Note: Because of the distinction made that noise points, points that are not assigned to any clusters, should be considered in the definition of an outlier, the outlier scores computed are not just the inversely-proportional scores to the membership probabilities.
top_outliers <- order(cl$outlier_scores, decreasing = TRUE)[1:10]
colors <- mapply(function(col, i) adjustcolor(col, alpha.f = cl$outlier_scores[i]),
palette()[cl$cluster+1], seq_along(cl$cluster))
plot(moons, col=colors, pch=20)
text(moons[top_outliers, ], labels = top_outliers, pos=3)
A larger example dataset may be more beneficial in explicitly revealing the usefulness of HDSBCAN. Consider the ‘DS3’ dataset originally published as part of a benchmark test dataset for the Chameleon clustering algorithm [5]. It’s clear that the shapes in this dataset can be distinguished sufficiently well by a human, however, it is well known that many clustering algorithms fail to capture the intuitive structure.
data("DS3")
plot(DS3, pch=20, cex=0.25)
Using the single parameter setting of, say, 25, HDBSCAN finds 6 clusters
cl2 <- hdbscan(DS3, minPts = 25)
cl2
## HDBSCAN clustering for 8000 objects.
## Parameters: minPts = 25
## The clustering contains 6 cluster(s) and 815 noise points.
##
## 0 1 2 3 4 5 6
## 815 1585 617 614 924 1656 1789
##
## Available fields: cluster, minPts, coredist, cluster_scores,
## membership_prob, outlier_scores, hc
Marking the noise appropriately and highlighting points based on their ‘membership probabilities’ as before, a visualization of the cluster structure can be easily crafted.
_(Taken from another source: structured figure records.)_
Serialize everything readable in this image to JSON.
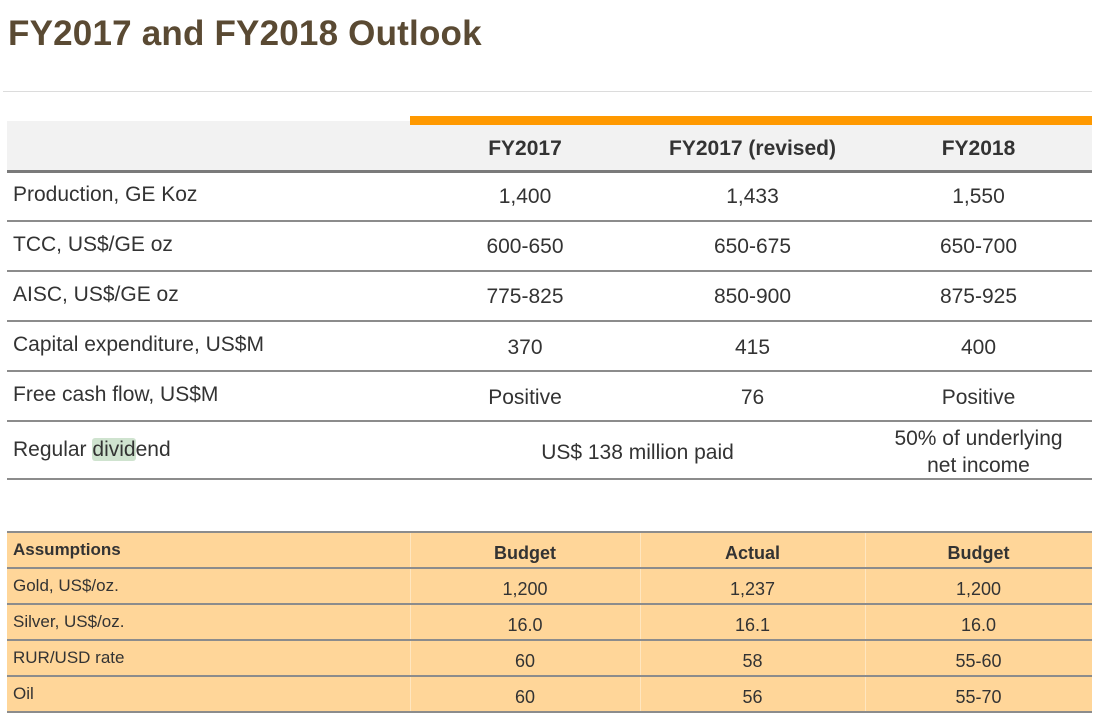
{
  "title": "FY2017 and FY2018 Outlook",
  "colors": {
    "title": "#5a4a33",
    "accent_bar": "#ff9900",
    "header_bg": "#f2f2f2",
    "assumptions_bg": "#ffd699",
    "highlight": "#cfe3cf"
  },
  "outlook_table": {
    "columns": [
      "",
      "FY2017",
      "FY2017 (revised)",
      "FY2018"
    ],
    "rows": [
      {
        "label": "Production, GE Koz",
        "values": [
          "1,400",
          "1,433",
          "1,550"
        ]
      },
      {
        "label": "TCC, US$/GE oz",
        "values": [
          "600-650",
          "650-675",
          "650-700"
        ]
      },
      {
        "label": "AISC, US$/GE oz",
        "values": [
          "775-825",
          "850-900",
          "875-925"
        ]
      },
      {
        "label": "Capital expenditure, US$M",
        "values": [
          "370",
          "415",
          "400"
        ]
      },
      {
        "label": "Free cash flow, US$M",
        "values": [
          "Positive",
          "76",
          "Positive"
        ]
      }
    ],
    "dividend": {
      "label_pre": "Regular ",
      "label_highlight": "divid",
      "label_post": "end",
      "fy2017_merged": "US$ 138 million paid",
      "fy2018_line1": "50% of underlying",
      "fy2018_line2": "net income"
    }
  },
  "assumptions_table": {
    "columns": [
      "Assumptions",
      "Budget",
      "Actual",
      "Budget"
    ],
    "rows": [
      {
        "label": "Gold, US$/oz.",
        "values": [
          "1,200",
          "1,237",
          "1,200"
        ]
      },
      {
        "label": "Silver, US$/oz.",
        "values": [
          "16.0",
          "16.1",
          "16.0"
        ]
      },
      {
        "label": "RUR/USD rate",
        "values": [
          "60",
          "58",
          "55-60"
        ]
      },
      {
        "label": "Oil",
        "values": [
          "60",
          "56",
          "55-70"
        ]
      }
    ]
  }
}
plot(DS3, col=cl2$cluster+1,
pch=ifelse(cl2$cluster == 0, 8, 1), # Mark noise as star
cex=ifelse(cl2$cluster == 0, 0.5, 0.75), # Decrease size of noise
xlab=NA, ylab=NA)
colors <- sapply(1:length(cl2$cluster),
function(i) adjustcolor(palette()[(cl2$cluster+1)[i]], alpha.f = cl2$membership_prob[i]))
points(DS3, col=colors, pch=20)
The simplified tree can be particularly useful for larger datasets
plot(cl2, scale = 3, gradient = c("purple", "orange", "red"), show_flat = TRUE)
All of the computational and memory intensive tasks required by HDSBCAN were written in C++ using the Rcpp package. With DBSCAN, the performance depends on the parameter settings, primarily on the radius at which points are considered as candidates for clustering (‘eps’), and generally less so on the ‘minPts’ parameter. Intuitively, larger values of eps increase the computation time.
One of the primary computational bottleneck with using HDBSCAN is the computation of the full (euclidean) pairwise distance between all points, for which HDBSCAN currently relies on base R ‘dist’ method for. If a precomputed one is available, the running time of HDBSCAN can be moderately reduced.